Bob Biersack, a senior fellow at the Center for Responsive Politics, a nonpartisan, nonprofit organization based in Washington, D.C., said it had been over a month since outside money was spent to benefit Mr. Bishop, although Mr. Biersack was uncertain about the impact such spending will have.
“Neither candidate is new,” he said. “Ads usually shape voters’ opinions when a candidate isn’t well-defined.”
“We don’t control outside spending; every candidate is allowed to benefit from it,” Diana Weir, an Altschuler spokeswoman, said about the super PACs helping his campaign. “Mr. Bishop’s campaign has raised over $700,000 from special interest PACs who have their own agenda,” Ms. Weir said. She said that although Mr. Altschuler had raised less direct money, more individuals had contributed, which, she said, put his candidacy “on a winning trajectory.”
Robert Pierce, a spokesman for the Bishop campaign, agreed that individual contributions were vital. “Dark money, from organizations that don’t disclose their donors, is influencing this election,” he said. “I’m quoting Tim Bishop here, but do you think Sheldon Adelson knows where Coram is?

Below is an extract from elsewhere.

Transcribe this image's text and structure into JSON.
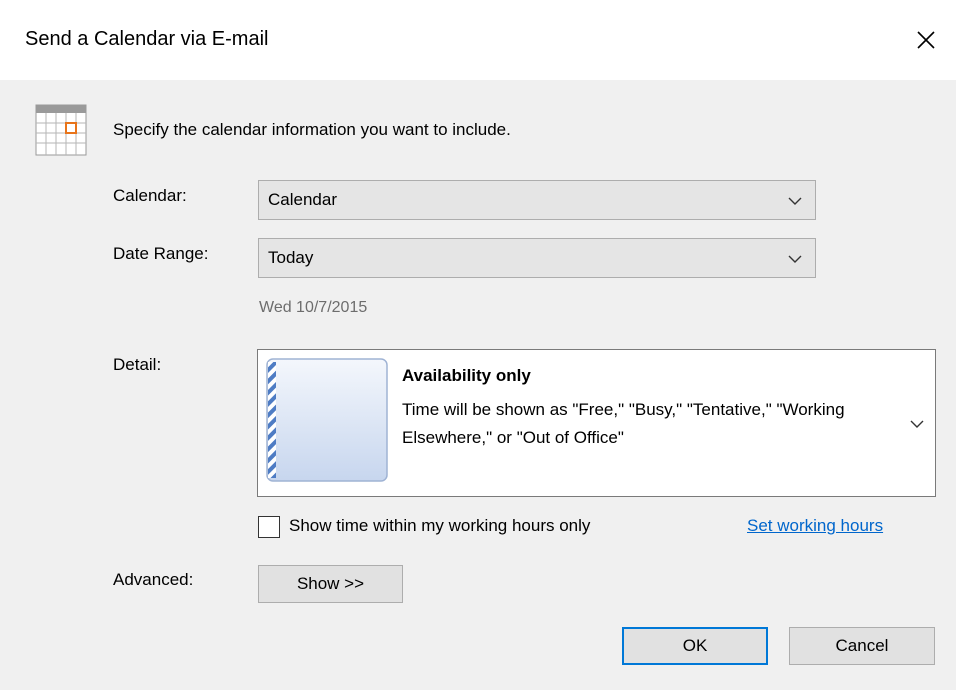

They don’t care about Long Island; they care about having someone else in the office who reflects their interests.”
“When it’s all said and done, this will be close to a $10 million election,” he said. Among the super PACs, Prosperity First has spent $932,219 on television and radio ads and mailings attacking Mr. Bishop’s ability to create Long Island jobs: “Tim Bishop: The only job he cares about is his own,” and, “Tim Bishop voted for Pelosi’s job killing agenda 97 percent of the time . . . He’s not a bishop; he’s a pawn.”
Crossroads GPS, founded by Karl Rove, the former chief political adviser for President George W. Bush, has spent $704,744 for Mr. Altschuler. Not far behind, the Republican National Committee has spent $533,404.
For Mr. Bishop, Communications Workers of America super PACs, and the House Majority and National Education Association PACs have spent between $204,550 and $306,485. A House Majority television ad attacked Mr. Altschuler’s jobs record, saying, “Altschuler made millions sending jobs overseas . . . supports a plan that John McCain’s financial adviser said would result in the loss of 1.7 million jobs . . . if [he] is elected, will we have anything left?”
Nationally, from Jan. 1, 2011, to Oct. 24, 561 outside groups were responsible for spending $903,237,021 on this year’s elections compared to just over $255 million in 2010 and 2008, according to the Center for Responsive Politics. The First Congressional District now ranks 33rd among 435 in the amount spent in House of Representatives races.